Over the years, the advertising strategy of Coca Cola, an American corporation, manufacturer and retailer of soft beverages, has played a vital role in their growth. In 2014, the Coca Cola Company had officially sponsored the Olympics event in Sochi, Russia. They had also sponsored and aided other sporting events and campaigns where they connected with millions of sports fans. With their diverse and unique marketing strategies, the soft drinks producing giant over the years has remained competitive among its peers in the market, which include PepsiCo, Inc. (PEP), Dr Pepper Snapple Group, Inc. (DPS), and Monster Beverage Corporation (MSNT).
Coca Cola and Pepsi have been rivals since 1975. PepsiCo managed to diversify its brand in other domains, which enabled it to gain an upper hand over Coca Cola. Last year, PepsiCo reported a brand revenue of $64.7 billion; whereas, Coca Cola had raked up $31.9 billion in revenue. Let’s look closely into these two brands’ marketing and advertising strategies.
Think Beyond The Bottling
Coca Cola is entirely focused on their bottling business; its classic bottle has always been at the center of their defensive marketing and has worked to its benefit. Right from the shape of the bottle to the logo, Coca Cola has made a mark in people’s mind. Coca Cola’s ad expenses may be greater than PepsiCo’s, but their revenue is half of the latter’s. Experts say that refranchising of bottling operations is the main reason for CoCa Cola “losing” to PepsiCo.
On the other hand, PepsiCo is able to lead the revenue charts by focusing on health snacks and drinks.

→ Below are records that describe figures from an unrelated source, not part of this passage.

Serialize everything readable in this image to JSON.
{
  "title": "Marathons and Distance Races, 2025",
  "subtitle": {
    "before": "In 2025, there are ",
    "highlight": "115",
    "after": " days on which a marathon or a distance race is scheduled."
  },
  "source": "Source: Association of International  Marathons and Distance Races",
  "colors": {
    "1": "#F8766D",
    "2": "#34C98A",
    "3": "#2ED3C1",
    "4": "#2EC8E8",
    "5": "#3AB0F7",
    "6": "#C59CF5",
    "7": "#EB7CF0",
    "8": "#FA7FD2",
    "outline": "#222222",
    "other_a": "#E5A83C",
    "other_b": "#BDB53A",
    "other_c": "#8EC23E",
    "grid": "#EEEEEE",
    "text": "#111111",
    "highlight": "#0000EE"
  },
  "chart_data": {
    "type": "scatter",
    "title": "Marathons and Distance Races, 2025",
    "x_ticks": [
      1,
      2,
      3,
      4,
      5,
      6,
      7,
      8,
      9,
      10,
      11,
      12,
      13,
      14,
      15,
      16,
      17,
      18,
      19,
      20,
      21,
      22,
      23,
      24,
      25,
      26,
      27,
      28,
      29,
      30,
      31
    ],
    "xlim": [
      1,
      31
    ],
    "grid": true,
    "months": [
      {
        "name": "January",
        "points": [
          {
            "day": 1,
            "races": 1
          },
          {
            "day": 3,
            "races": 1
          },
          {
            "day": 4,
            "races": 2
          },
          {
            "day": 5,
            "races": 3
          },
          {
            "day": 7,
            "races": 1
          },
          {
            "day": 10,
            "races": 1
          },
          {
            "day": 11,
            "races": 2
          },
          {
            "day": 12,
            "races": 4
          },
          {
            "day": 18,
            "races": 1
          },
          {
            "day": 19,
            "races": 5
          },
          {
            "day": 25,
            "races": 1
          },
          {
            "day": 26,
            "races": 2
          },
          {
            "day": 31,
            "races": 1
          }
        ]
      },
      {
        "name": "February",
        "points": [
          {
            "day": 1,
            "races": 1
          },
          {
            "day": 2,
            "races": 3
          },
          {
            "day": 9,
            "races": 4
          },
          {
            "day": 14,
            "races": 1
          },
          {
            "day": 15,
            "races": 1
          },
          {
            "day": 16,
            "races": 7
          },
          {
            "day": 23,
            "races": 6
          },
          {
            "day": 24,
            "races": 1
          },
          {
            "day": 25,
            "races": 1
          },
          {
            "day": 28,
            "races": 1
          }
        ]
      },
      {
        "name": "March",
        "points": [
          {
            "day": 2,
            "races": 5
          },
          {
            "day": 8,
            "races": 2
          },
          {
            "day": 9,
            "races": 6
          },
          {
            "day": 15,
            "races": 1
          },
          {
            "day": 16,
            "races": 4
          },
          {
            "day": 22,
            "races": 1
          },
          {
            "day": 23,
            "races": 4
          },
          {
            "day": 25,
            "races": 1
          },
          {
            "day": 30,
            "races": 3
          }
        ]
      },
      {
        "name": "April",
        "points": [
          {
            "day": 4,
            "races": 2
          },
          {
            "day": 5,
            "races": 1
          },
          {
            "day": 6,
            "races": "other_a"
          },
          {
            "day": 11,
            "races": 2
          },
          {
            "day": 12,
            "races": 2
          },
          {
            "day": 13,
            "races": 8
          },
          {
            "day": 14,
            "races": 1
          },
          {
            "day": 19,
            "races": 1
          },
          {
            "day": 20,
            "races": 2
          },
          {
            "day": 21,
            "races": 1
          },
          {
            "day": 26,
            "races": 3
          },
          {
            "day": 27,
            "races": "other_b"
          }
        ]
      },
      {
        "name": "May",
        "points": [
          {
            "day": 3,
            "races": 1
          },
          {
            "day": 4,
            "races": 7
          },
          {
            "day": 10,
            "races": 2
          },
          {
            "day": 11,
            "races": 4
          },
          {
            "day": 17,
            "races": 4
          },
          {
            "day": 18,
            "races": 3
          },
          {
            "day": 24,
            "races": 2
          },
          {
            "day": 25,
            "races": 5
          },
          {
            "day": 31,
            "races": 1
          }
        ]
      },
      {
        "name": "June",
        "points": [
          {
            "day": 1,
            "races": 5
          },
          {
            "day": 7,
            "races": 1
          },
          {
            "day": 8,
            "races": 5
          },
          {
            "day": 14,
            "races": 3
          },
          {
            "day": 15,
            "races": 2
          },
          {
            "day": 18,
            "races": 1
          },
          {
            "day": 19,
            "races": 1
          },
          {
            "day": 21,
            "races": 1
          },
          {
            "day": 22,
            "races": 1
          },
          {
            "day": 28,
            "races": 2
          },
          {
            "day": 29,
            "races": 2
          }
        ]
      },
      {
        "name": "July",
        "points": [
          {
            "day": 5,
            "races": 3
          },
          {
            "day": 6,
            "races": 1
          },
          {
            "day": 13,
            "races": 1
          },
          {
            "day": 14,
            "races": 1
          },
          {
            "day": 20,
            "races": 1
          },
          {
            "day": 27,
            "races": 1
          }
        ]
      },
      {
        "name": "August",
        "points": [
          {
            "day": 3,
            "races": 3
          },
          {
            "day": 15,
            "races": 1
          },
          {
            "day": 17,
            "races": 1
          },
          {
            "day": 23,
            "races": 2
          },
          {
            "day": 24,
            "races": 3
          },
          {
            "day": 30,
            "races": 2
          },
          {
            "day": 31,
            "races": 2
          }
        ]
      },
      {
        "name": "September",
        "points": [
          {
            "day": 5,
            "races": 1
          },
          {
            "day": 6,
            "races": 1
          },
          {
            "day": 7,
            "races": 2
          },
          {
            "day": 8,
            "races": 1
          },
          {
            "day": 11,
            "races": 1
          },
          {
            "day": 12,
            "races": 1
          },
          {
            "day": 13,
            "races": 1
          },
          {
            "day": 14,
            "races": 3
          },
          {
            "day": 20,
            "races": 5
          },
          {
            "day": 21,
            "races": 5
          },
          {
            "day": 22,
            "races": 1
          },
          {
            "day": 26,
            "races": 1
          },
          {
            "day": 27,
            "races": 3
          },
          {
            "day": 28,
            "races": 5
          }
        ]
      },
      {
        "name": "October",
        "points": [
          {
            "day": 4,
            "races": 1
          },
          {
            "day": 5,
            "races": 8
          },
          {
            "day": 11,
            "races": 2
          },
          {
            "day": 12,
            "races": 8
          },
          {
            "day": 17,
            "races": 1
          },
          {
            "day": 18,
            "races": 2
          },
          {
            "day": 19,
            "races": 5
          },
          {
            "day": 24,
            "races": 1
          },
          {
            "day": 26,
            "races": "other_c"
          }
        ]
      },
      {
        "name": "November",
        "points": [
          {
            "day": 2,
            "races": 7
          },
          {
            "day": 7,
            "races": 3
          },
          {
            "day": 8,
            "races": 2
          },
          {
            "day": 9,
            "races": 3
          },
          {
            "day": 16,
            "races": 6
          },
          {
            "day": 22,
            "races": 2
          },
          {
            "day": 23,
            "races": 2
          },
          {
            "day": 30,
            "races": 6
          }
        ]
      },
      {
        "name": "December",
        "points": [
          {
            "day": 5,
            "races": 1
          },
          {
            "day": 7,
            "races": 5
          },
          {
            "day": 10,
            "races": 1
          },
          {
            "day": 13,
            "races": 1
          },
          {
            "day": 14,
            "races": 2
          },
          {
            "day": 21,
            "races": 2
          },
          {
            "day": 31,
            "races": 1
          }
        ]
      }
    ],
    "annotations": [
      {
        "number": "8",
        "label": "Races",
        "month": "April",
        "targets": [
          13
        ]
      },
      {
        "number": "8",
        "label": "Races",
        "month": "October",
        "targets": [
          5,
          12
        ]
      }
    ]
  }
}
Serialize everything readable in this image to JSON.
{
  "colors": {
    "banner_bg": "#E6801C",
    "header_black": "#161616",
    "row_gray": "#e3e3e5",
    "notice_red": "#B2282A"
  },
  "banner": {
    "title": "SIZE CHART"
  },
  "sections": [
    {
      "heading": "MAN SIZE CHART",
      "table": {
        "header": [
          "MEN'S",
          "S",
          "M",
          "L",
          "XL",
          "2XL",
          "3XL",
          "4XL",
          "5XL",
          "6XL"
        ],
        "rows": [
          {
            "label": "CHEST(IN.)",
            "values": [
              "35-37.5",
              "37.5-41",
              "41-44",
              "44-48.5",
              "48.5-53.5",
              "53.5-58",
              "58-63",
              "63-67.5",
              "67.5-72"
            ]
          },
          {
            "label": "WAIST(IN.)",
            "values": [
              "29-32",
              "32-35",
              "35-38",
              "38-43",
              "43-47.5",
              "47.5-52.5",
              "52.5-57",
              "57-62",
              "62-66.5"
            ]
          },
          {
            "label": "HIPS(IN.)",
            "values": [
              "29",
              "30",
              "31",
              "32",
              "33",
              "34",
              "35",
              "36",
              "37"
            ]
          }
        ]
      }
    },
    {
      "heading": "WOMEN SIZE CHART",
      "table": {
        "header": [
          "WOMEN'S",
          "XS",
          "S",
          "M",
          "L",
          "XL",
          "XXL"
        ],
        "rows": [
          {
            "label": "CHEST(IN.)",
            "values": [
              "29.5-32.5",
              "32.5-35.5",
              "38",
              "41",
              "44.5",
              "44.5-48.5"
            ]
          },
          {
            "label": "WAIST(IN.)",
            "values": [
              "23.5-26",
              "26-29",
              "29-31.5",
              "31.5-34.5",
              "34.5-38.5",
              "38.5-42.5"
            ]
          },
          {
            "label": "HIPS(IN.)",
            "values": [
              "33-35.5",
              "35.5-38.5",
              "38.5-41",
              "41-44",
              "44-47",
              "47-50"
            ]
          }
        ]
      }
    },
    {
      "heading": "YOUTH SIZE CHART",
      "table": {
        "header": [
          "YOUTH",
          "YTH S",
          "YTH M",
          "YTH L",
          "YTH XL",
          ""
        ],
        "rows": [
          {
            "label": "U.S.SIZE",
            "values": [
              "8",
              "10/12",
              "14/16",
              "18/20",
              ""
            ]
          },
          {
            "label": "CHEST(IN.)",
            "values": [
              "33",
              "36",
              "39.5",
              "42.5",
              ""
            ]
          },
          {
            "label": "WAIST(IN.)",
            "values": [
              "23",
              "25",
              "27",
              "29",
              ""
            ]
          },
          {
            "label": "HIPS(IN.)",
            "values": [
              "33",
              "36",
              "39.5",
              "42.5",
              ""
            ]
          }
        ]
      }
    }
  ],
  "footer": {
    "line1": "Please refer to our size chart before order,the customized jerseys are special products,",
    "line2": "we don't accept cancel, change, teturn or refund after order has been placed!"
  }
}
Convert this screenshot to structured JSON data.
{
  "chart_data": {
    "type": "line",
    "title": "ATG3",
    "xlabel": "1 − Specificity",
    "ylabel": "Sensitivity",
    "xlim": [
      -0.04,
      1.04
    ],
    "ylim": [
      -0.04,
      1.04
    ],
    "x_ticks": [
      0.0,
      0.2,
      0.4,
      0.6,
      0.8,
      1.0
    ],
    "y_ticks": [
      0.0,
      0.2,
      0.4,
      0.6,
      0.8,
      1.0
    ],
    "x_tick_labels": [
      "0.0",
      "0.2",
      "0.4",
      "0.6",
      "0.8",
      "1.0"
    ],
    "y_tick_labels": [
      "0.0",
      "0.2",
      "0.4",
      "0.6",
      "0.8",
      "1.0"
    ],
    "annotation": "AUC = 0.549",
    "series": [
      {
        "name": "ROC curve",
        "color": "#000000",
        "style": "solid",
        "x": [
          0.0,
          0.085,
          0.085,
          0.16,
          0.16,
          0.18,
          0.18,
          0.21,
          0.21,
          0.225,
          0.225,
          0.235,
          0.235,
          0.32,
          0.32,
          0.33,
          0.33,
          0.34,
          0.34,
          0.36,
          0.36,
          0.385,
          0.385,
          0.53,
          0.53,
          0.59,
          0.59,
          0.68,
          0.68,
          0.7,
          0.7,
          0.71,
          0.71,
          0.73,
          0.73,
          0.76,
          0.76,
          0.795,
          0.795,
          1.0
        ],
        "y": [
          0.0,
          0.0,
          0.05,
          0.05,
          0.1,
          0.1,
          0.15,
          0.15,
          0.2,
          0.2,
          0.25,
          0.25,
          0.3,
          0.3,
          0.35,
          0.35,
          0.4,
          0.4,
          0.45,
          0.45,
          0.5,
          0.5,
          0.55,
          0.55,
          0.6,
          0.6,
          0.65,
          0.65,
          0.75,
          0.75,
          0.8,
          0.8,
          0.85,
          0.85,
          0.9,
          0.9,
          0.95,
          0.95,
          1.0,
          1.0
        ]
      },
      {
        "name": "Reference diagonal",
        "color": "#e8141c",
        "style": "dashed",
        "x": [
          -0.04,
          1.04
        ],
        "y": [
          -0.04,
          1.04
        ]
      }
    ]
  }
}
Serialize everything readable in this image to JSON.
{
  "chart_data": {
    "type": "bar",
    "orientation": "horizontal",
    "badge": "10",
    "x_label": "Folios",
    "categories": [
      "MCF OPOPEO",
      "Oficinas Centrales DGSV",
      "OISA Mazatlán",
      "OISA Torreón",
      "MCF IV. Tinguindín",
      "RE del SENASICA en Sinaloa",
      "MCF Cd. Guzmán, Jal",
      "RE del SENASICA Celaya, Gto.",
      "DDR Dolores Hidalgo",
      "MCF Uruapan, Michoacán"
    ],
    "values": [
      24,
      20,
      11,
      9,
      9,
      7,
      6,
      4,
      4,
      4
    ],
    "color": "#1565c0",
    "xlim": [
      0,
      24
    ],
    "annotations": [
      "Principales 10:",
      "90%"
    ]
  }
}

Planning & Developing Marketing Strategies
In the past, the marketing strategies of Coca Cola had worked wonders in its pursuit of being ahead in the race. The brand was a sensation in advertising and had a profound impact on the American culture. From radio to television to print, Coca Cola had diversified their advertising and marketing campaigns. In the process, it limited itself to the bottling business. Additionally, the refranchising and excess expenditure in advertising and marketing caused its revenue to plummet
When we look at the marketing spend of Coca Cola for the fiscal year of 2018, the company had spent 18.3% of its revenue; whereas, PepsiCo spent only 6.5% of their gains. Cutting down the ad expenses, especially from print and television media, and diverting their advertising endeavors to digital marketing can provide succour to Coca Cola. Experts suggest that by reducing the cost expenditure in advertising and expanding its digital presence, Coca Cola can increase its net income margin to 22% by 2020.
Shifting In Approaches
By altering its marketing channels and cutting down on its advertising expenditure, Coca Cola can not only reclaim its position over PepsiCo in terms of revenue but also upturn stocks in its favor and increase the margins. If Coca Cola follows this, its compound Annual Growth Rate (CAGR) is estimated to increase by leaps and bounds and surpass that of Pepsico.
Connecting and expanding digital reach, diversifying, and shifting to the sale of non-carbonated products, and emphasizing on healthy products, Coca Cola can hit a masterstroke in its niche.